Department of Biochemistry, University of Washington, Seattle, Washington, USA.
Nat Biotechnol. 2012 May 27;30(6):543-8. doi: 10.1038/nbt.2214.
We show that comprehensive sequence-function maps obtained by deep sequencing can be used to reprogram interaction specificity and to leapfrog over bottlenecks in affinity maturation by combining many individually small contributions not detectable in conventional approaches. We use this approach to optimize two computationally designed inhibitors against H1N1 influenza hemagglutinin and, in both cases, obtain variants with subnanomolar binding affinity. The most potent of these, a 51-residue protein, is broadly cross-reactive against all influenza group 1 hemagglutinins, including human H2, and neutralizes H1N1 viruses with a potency that rivals that of several human monoclonal antibodies, demonstrating that computational design followed by comprehensive energy landscape mapping can generate proteins with potential therapeutic utility.

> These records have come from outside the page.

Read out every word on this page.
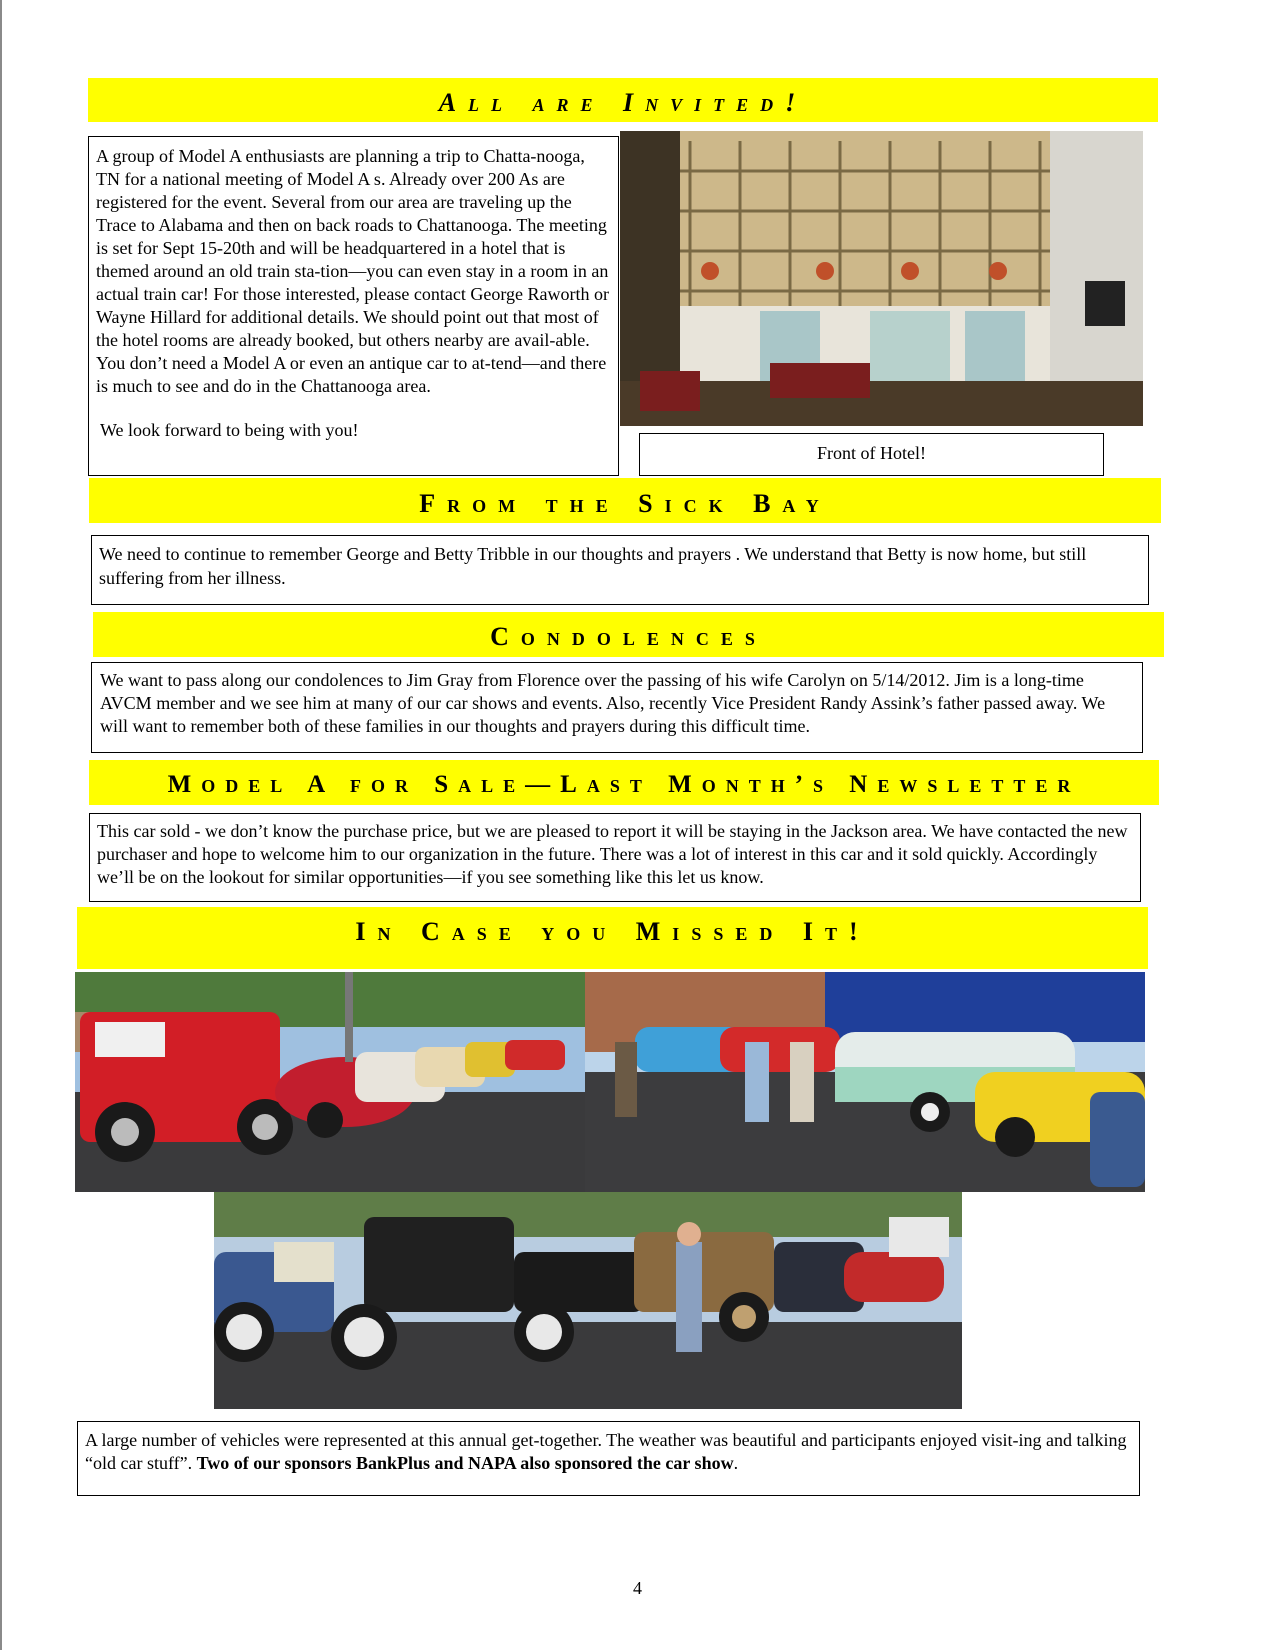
All are Invited!
A group of Model A enthusiasts are planning a trip to Chatta-nooga, TN for a national meeting of Model A s. Already over 200 As are registered for the event. Several from our area are traveling up the Trace to Alabama and then on back roads to Chattanooga. The meeting is set for Sept 15-20th and will be headquartered in a hotel that is themed around an old train sta-tion—you can even stay in a room in an actual train car! For those interested, please contact George Raworth or Wayne Hillard for additional details. We should point out that most of the hotel rooms are already booked, but others nearby are avail-able. You don’t need a Model A or even an antique car to at-tend—and there is much to see and do in the Chattanooga area.
We look forward to being with you!
Front of Hotel!
From the Sick Bay
We need to continue to remember George and Betty Tribble in our thoughts and prayers . We understand that Betty is now home, but still suffering from her illness.
Condolences
We want to pass along our condolences to Jim Gray from Florence over the passing of his wife Carolyn on 5/14/2012. Jim is a long-time AVCM member and we see him at many of our car shows and events. Also, recently Vice President Randy Assink’s father passed away. We will want to remember both of these families in our thoughts and prayers during this difficult time.
Model A for Sale—Last Month’s Newsletter
This car sold - we don’t know the purchase price, but we are pleased to report it will be staying in the Jackson area. We have contacted the new purchaser and hope to welcome him to our organization in the future. There was a lot of interest in this car and it sold quickly. Accordingly we’ll be on the lookout for similar opportunities—if you see something like this let us know.
In Case you Missed It!
A large number of vehicles were represented at this annual get-together. The weather was beautiful and participants enjoyed visit-ing and talking “old car stuff”. Two of our sponsors BankPlus and NAPA also sponsored the car show.
4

我们证明,通过深度测序获得的综合序列-功能图谱可用于重新编程相互作用特异性,并通过组合许多在传统方法中无法检测到的单独的小贡献来跨越亲和力成熟中的瓶颈。我们使用这种方法来优化两种针对 H1N1 流感血凝素的计算设计抑制剂,在两种情况下,都获得了具有亚纳摩尔结合亲和力的变体。其中最有效的一种是一种 51 个残基的蛋白质,对所有流感 1 组血凝素具有广泛的交叉反应性,包括人类 H2,并且能够中和 H1N1 病毒,其效力可与几种人类单克隆抗体相媲美,证明了计算设计后进行全面的能量景观图谱可以生成具有潜在治疗用途的蛋白质。